Aruni diam dengan napas memburu mendengar penuturan Yongki. Alula memilih pergi saja dari sana. Namun, ketika akan menyalakan sepeda motor, Jasman datang bersama seorang pria. Alula yang akan pergi, urung. Ia mendekati Jasman dan mencium tangan pria yang tidak menikah lagi setelah menduda itu takzim.
“Aku pergi dulu, Yah. Tadi nyari Bang Adi, tapi nggak ada,” papar Alula.
Wajah datar dan dingin Jasman mengamati sang putri. “Kebetulan kamu ada di sini. Ada yang ingin saya bicarakan ke kamu. Masuklah dulu ke rumah.”
Jasman berjalan dulu, diikuti orang yang bersamanya tadi. Yongki yang penasaran, mengurungkan sejenak niatnya mengecek laundry di Kediri.

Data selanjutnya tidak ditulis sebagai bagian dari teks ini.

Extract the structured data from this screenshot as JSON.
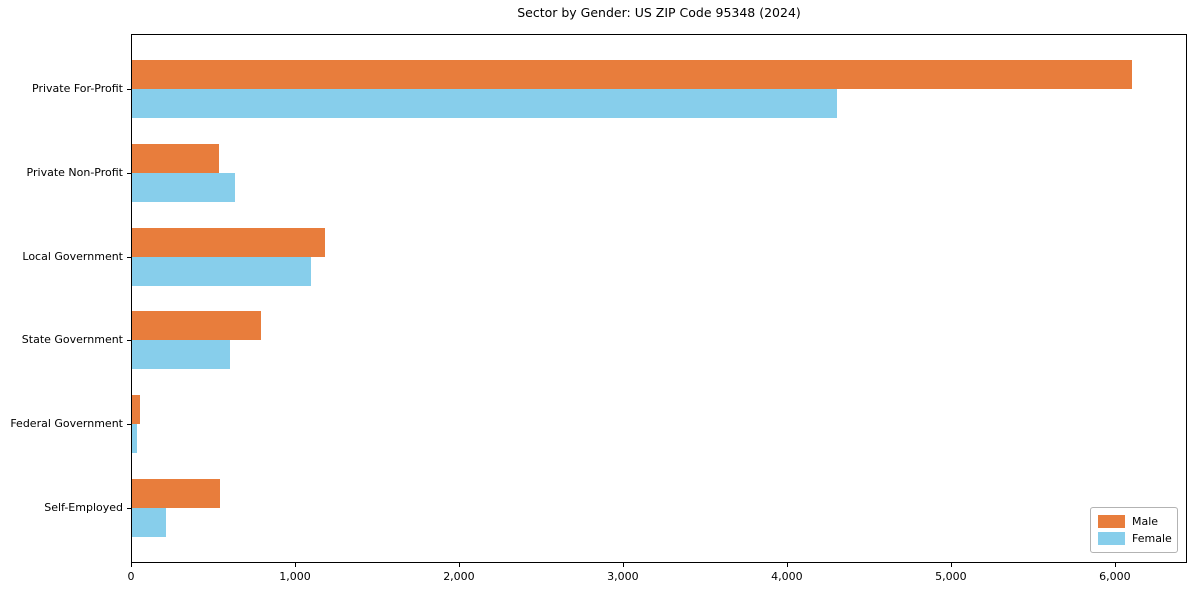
{
  "title": "Sector by Gender: US ZIP Code 95348 (2024)",
  "chart_data": {
    "type": "bar",
    "orientation": "horizontal",
    "title": "Sector by Gender: US ZIP Code 95348 (2024)",
    "categories": [
      "Private For-Profit",
      "Private Non-Profit",
      "Local Government",
      "State Government",
      "Federal Government",
      "Self-Employed"
    ],
    "series": [
      {
        "name": "Male",
        "color": "#E87D3C",
        "values": [
          6100,
          530,
          1175,
          785,
          50,
          535
        ]
      },
      {
        "name": "Female",
        "color": "#87CEEB",
        "values": [
          4300,
          630,
          1090,
          600,
          30,
          210
        ]
      }
    ],
    "xlabel": "",
    "ylabel": "",
    "xlim": [
      0,
      6440
    ],
    "x_ticks": [
      0,
      1000,
      2000,
      3000,
      4000,
      5000,
      6000
    ],
    "x_tick_labels": [
      "0",
      "1,000",
      "2,000",
      "3,000",
      "4,000",
      "5,000",
      "6,000"
    ],
    "grid": false,
    "legend": {
      "position": "lower right",
      "entries": [
        "Male",
        "Female"
      ]
    }
  }
}
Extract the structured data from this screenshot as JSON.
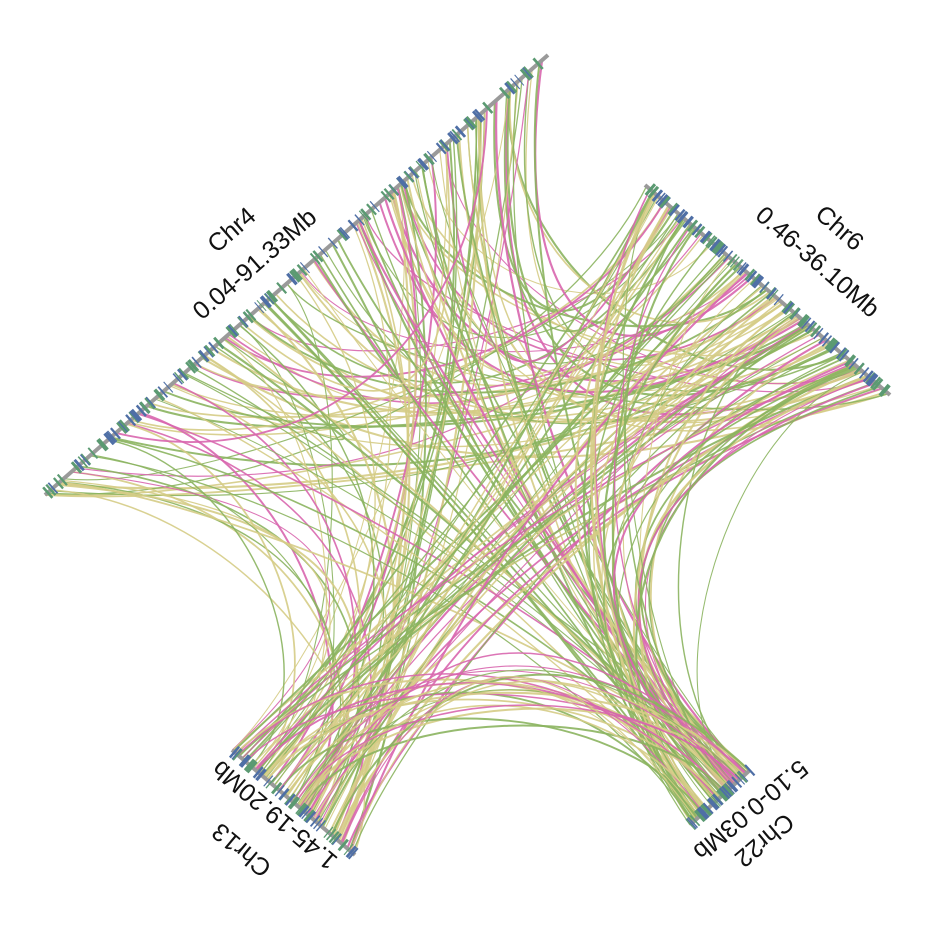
{
  "chromosomes": [
    {
      "id": "chr4",
      "name": "Chr4",
      "range": "0.04-91.33Mb"
    },
    {
      "id": "chr6",
      "name": "Chr6",
      "range": "0.46-36.10Mb"
    },
    {
      "id": "chr13",
      "name": "Chr13",
      "range": "1.45-19.20Mb"
    },
    {
      "id": "chr22",
      "name": "Chr22",
      "range": "5.10-0.03Mb"
    }
  ],
  "colors": {
    "axis": "#9a9a9a",
    "gene_blue": "#4f6fa6",
    "gene_green": "#5b9a72",
    "link_green": "#8bb45f",
    "link_yellow": "#d5cc86",
    "link_pink": "#d866ae"
  }
}
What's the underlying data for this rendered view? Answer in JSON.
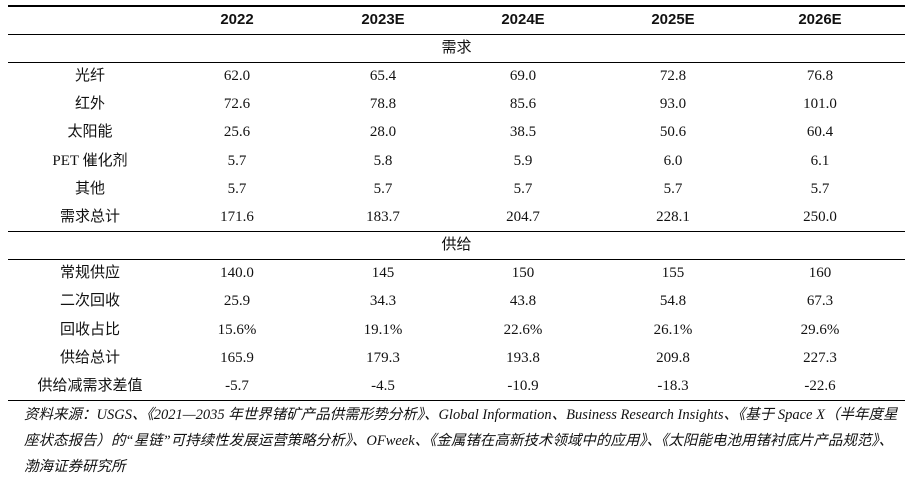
{
  "table": {
    "header": [
      "",
      "2022",
      "2023E",
      "2024E",
      "2025E",
      "2026E"
    ],
    "sections": [
      {
        "title": "需求",
        "rows": [
          [
            "光纤",
            "62.0",
            "65.4",
            "69.0",
            "72.8",
            "76.8"
          ],
          [
            "红外",
            "72.6",
            "78.8",
            "85.6",
            "93.0",
            "101.0"
          ],
          [
            "太阳能",
            "25.6",
            "28.0",
            "38.5",
            "50.6",
            "60.4"
          ],
          [
            "PET 催化剂",
            "5.7",
            "5.8",
            "5.9",
            "6.0",
            "6.1"
          ],
          [
            "其他",
            "5.7",
            "5.7",
            "5.7",
            "5.7",
            "5.7"
          ],
          [
            "需求总计",
            "171.6",
            "183.7",
            "204.7",
            "228.1",
            "250.0"
          ]
        ]
      },
      {
        "title": "供给",
        "rows": [
          [
            "常规供应",
            "140.0",
            "145",
            "150",
            "155",
            "160"
          ],
          [
            "二次回收",
            "25.9",
            "34.3",
            "43.8",
            "54.8",
            "67.3"
          ],
          [
            "回收占比",
            "15.6%",
            "19.1%",
            "22.6%",
            "26.1%",
            "29.6%"
          ],
          [
            "供给总计",
            "165.9",
            "179.3",
            "193.8",
            "209.8",
            "227.3"
          ],
          [
            "供给减需求差值",
            "-5.7",
            "-4.5",
            "-10.9",
            "-18.3",
            "-22.6"
          ]
        ]
      }
    ]
  },
  "source": "资料来源：USGS、《2021—2035 年世界锗矿产品供需形势分析》、Global Information、Business Research Insights、《基于 Space X（半年度星座状态报告）的“星链”可持续性发展运营策略分析》、OFweek、《金属锗在高新技术领域中的应用》、《太阳能电池用锗衬底片产品规范》、渤海证券研究所"
}
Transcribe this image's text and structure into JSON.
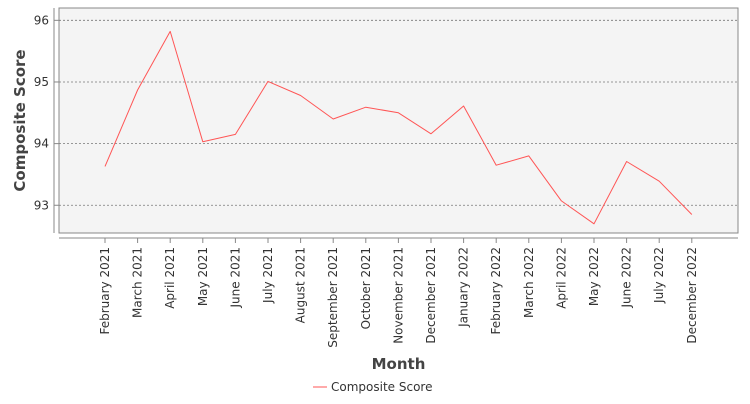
{
  "chart_data": {
    "type": "line",
    "title": "",
    "xlabel": "Month",
    "ylabel": "Composite Score",
    "categories": [
      "February 2021",
      "March 2021",
      "April 2021",
      "May 2021",
      "June 2021",
      "July 2021",
      "August 2021",
      "September 2021",
      "October 2021",
      "November 2021",
      "December 2021",
      "January 2022",
      "February 2022",
      "March 2022",
      "April 2022",
      "May 2022",
      "June 2022",
      "July 2022",
      "December 2022"
    ],
    "series": [
      {
        "name": "Composite Score",
        "color": "#ff5555",
        "values": [
          93.63,
          94.87,
          95.82,
          94.03,
          94.15,
          95.01,
          94.78,
          94.4,
          94.59,
          94.5,
          94.16,
          94.61,
          93.65,
          93.8,
          93.07,
          92.7,
          93.71,
          93.39,
          92.85
        ]
      }
    ],
    "yticks": [
      93,
      94,
      95,
      96
    ],
    "ylim": [
      92.55,
      96.2
    ],
    "grid": true,
    "legend_position": "bottom",
    "plot_background": "#f4f4f4"
  }
}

Ia ikut mengekor di belakang Alula. Aruni kembali bergelayut di lengan sang suami.
Alula duduk. Ia seperti tengah disidang oleh Jasman.
“Tidak perlu banyak kata, saya ingin kamu juga segera menikah agar tidak mengganggu pernikahan Aruni,” ujar Jasman langsung.
“Bersama orang yang bersama saya ini.” Jasman menunjuk pria di sebelahnya yang dari tadi bersamanya.
“A-apa?” Mulut Alula menganga.
“Aku setuju, Pa.” Aruni begitu antusias.
Mata Alula mengembun. Ia menatap pria yang dimaksud sang ayah. Pria itu memiliki wajah khas penderita ... down syndrome.